Der On-Demand-Bus: Er hält, wo du ihn brauchst

Du stehst vor der Sporthalle und willst nach Hause? In Neunkirchen-Seelscheid nimmst du dann einfach dein Handy raus, tippst deinen Fahrtwunsch in eine App und wenige Minuten später steht "Rhesi" vor dir und nimmt dich mit. Rayan Suleaiman ist einer der Fahrer des "On Demand"-Shuttles. Busse wie seiner fahren vor, wenn du sie rufst. Die meisten "On-Demand"- oder "Rufbusse" sind auf dem Land unterwegs.

Die Rhesi-App sagt Fahrer Rayan Suleaiman, wo er als nächstes hinfahren soll. Anders als in einem Taxi, nimmt er im Rhesi-Van auch mehrere Fahrgäste mit. Wenn jemand auf dem Weg zusteigen will, dann hält Rhesi an.

Andere Rufbussysteme fahren dich sogar direkt zum nächsten Linienbus oder zur Bahn — doppelte Fahrten werden so vermieden. Der Ecobus im Harz zum Beispiel. Er bringt dich zur nächsten passenden Haltestelle und sorgt so für volle Linienbusse.

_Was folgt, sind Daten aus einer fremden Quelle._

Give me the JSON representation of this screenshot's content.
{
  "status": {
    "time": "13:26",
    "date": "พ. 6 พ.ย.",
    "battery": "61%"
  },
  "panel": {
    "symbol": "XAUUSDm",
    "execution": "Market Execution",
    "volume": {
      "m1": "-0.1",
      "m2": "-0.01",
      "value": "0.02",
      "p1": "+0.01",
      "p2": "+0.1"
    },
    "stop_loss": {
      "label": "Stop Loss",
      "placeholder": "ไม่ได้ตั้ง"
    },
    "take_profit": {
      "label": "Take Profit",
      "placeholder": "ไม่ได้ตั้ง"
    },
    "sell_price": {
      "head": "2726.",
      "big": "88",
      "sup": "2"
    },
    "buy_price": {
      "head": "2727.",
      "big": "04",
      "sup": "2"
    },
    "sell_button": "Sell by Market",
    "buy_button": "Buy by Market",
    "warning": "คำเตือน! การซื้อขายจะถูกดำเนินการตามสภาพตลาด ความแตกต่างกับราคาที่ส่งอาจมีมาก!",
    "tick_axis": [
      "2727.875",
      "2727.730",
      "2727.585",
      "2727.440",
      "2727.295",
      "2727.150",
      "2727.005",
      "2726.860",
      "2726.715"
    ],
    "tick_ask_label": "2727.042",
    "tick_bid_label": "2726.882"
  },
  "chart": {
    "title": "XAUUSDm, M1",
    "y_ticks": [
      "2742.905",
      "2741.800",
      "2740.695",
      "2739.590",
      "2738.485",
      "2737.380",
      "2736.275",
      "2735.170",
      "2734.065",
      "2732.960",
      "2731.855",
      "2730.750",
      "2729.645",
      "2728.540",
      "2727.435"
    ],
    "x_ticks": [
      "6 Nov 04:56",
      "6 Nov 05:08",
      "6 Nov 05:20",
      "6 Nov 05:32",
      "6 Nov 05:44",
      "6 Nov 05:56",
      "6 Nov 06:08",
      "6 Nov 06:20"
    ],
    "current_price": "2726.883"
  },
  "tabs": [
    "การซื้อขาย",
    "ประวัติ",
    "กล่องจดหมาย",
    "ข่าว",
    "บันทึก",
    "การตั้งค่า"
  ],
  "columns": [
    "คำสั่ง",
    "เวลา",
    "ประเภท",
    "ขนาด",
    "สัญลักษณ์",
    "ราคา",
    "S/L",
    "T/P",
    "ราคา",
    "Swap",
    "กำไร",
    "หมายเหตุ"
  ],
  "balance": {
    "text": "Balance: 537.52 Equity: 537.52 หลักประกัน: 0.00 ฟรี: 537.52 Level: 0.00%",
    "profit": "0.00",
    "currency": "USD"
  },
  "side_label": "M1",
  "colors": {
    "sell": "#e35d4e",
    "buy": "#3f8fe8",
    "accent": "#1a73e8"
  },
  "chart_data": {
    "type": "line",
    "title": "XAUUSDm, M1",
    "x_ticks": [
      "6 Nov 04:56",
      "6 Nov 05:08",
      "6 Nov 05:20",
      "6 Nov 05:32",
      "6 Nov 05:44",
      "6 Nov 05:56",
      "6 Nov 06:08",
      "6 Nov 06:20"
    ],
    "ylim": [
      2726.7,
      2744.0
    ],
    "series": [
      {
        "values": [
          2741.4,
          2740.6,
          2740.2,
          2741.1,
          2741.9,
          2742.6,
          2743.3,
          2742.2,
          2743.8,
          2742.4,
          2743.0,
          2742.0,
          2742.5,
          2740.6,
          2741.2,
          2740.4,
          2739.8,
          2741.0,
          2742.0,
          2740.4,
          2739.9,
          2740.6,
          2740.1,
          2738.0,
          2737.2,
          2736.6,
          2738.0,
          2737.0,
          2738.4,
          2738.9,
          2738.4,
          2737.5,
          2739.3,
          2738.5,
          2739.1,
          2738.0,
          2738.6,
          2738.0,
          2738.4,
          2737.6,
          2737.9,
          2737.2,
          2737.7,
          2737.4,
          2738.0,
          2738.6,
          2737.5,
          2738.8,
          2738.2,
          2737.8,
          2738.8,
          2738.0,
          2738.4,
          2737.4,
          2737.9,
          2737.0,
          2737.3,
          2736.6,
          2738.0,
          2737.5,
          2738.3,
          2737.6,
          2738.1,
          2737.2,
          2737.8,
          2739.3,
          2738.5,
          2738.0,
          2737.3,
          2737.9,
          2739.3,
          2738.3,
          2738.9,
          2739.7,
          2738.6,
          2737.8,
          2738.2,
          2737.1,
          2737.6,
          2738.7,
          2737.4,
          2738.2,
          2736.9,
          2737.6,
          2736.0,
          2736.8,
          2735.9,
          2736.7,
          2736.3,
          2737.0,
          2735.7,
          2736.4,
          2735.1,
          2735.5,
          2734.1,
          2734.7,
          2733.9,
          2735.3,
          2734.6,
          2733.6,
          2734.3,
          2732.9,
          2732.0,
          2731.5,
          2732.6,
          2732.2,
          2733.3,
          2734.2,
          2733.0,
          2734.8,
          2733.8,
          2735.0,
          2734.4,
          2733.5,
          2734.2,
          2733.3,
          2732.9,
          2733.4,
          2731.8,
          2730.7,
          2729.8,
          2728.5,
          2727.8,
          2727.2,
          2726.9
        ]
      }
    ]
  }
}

Carsharing: Eine Lösung auch für kleine Orte

Carsharing-Angebote gibt zwar vor allem in Großstädten wie München, wo auch mehrere Privatunternehmen miteinander konkurrieren. Im Bergischen Overath gibt es ebenfalls ein Carsharing-Angebot, hier aber haben sich die Einwohner:innen zusammengetan und selbst eine Car Sharing Community gebildet. Als Genossenschaft bezahlen sie die Autos und kümmern sich um Ladesäulen. So sind sie unabhängig von Car Sharing Firmen.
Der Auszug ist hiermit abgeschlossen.